59. An ultimate finding of retaliation, as made in this case, may be supported by:

 

the combination of (1) the inference (not the presumption) of [retaliation] established by the evidence which demonstrated a prima facie case and (2) a determination that the employer's articulated reasons are false or "unworthy of credence". . ..

 

Maxine Boomgarden, 12 Iowa Civil Rights Case Reports 31, 50 (1993) (citing St. Mary's Honor Center v. Hicks, 509 U.S. 502, 113 S.Ct. 2742, 125 L.Ed. 2d 407, 418-19 (1993)).

 

60. Under Hicks "a factfinder . . . is entitled to infer [retaliation] from plaintiff's proof of a prima facie case and showing of pretext without anything more." Washington v. Garrett, 10 F.3d 1421, 1433, 63 Fair Empl. Prac. Cas. 540, 549 (9th Cir. 1993). See also Anderson v. Baxter Healthcare Center, 13 F.3d 1120, 63 Fair Empl. Prac.
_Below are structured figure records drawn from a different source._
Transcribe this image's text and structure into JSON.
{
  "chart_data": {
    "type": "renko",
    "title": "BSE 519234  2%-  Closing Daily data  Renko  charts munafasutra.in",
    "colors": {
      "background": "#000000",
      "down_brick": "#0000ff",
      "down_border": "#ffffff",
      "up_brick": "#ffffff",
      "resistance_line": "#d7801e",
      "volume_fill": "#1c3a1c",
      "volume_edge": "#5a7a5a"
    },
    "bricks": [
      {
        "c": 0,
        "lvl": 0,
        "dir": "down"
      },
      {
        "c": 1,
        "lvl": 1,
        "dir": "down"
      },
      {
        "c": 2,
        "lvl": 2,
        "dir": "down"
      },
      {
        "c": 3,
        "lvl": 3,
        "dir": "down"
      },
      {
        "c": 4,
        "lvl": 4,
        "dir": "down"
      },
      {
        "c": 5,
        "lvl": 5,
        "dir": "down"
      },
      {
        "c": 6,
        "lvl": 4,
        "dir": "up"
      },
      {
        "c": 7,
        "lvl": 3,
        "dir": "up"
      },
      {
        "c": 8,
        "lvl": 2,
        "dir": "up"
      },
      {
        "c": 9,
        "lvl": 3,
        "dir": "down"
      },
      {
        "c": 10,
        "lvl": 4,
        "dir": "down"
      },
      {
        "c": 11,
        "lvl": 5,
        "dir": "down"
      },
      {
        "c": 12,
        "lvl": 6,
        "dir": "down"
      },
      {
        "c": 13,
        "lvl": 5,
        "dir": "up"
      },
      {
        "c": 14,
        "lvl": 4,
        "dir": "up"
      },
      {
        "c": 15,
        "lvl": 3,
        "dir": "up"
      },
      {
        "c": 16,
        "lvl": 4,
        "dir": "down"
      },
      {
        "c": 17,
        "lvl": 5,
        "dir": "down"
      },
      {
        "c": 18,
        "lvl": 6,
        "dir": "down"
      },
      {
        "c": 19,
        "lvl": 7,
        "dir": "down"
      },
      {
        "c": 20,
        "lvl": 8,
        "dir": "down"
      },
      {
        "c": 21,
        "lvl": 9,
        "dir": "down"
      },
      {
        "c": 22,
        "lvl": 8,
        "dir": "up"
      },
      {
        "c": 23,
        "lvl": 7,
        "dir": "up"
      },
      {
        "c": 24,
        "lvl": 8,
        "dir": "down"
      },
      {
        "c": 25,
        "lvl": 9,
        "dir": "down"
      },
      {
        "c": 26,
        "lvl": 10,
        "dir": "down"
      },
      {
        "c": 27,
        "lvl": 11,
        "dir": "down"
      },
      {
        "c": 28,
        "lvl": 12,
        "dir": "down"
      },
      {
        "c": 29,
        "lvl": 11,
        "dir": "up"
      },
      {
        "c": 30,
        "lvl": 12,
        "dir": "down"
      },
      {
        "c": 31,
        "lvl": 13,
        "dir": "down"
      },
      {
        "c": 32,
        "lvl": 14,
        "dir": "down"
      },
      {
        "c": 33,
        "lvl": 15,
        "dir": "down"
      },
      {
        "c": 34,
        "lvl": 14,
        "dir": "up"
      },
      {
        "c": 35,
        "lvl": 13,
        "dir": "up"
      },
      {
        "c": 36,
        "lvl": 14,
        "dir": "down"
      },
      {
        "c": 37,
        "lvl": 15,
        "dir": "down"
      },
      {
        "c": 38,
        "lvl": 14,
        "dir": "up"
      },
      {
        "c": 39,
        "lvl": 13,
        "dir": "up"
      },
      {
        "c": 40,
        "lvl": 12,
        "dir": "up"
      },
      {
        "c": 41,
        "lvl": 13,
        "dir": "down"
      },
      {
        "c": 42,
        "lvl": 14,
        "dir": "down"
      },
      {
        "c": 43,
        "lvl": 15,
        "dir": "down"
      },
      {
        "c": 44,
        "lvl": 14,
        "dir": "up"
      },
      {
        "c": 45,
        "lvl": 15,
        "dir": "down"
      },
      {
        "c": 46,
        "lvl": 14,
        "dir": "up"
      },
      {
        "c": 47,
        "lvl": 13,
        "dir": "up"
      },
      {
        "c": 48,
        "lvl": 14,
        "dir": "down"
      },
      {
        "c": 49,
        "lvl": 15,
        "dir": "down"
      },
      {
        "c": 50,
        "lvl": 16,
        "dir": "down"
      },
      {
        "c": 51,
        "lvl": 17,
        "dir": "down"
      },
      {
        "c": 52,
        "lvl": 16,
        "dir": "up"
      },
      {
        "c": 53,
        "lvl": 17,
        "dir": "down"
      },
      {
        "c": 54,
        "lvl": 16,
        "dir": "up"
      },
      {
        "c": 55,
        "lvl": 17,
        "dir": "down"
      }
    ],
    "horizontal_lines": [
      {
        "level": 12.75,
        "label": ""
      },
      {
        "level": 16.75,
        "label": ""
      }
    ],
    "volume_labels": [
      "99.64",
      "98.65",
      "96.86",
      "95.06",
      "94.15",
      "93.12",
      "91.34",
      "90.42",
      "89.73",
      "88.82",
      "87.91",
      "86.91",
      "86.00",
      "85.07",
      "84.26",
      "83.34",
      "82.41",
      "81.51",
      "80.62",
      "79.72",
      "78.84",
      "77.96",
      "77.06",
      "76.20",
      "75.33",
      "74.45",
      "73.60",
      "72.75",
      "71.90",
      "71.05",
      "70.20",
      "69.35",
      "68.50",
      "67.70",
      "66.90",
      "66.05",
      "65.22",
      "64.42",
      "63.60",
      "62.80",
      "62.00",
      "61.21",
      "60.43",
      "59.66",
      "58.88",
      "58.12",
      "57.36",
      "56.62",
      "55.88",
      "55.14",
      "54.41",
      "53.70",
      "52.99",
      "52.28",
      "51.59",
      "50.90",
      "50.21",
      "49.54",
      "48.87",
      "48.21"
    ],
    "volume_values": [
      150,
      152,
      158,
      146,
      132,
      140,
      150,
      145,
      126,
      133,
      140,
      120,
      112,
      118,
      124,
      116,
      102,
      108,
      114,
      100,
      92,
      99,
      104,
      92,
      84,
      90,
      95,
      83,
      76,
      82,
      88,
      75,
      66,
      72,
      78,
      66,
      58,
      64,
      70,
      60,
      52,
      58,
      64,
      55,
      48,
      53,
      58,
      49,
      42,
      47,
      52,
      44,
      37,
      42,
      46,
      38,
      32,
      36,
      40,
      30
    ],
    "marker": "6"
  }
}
Cas. 1016, 1019 & n.3 (7th Cir. 1994)(rejecting as dicta language in Hicks indicating that anything more than a prima facie case and disbelief of employer's reasons is required to show discrimination).

 

61. In pretext cases, "the rejection of the defendant's proffered reasons, will permit the trier of fact to infer the ultimate fact of intentional [retaliation], and the Court of Appeals was correct, when it noted that, upon such rejection, 'no other proof of [retaliation] is required.' 970 F.2d at 493." St. Mary's Honor Center v. Hicks, 509 U.S. 702, 113 S.Ct. 2742, 125 L.Ed. 2d 407, 418-19 (1993) While this Commission is not legally compelled to find retaliation when the employer's reasons are disbelieved, it may do so, see id. at 419, and has done so in this case. See Finding of Fact No. 90.

 

62. Thus, under the McDonnell-Douglas analysis, the Commission has met its burden of persuasion with regard to establishing retaliation in violation of Iowa Code section 216.11.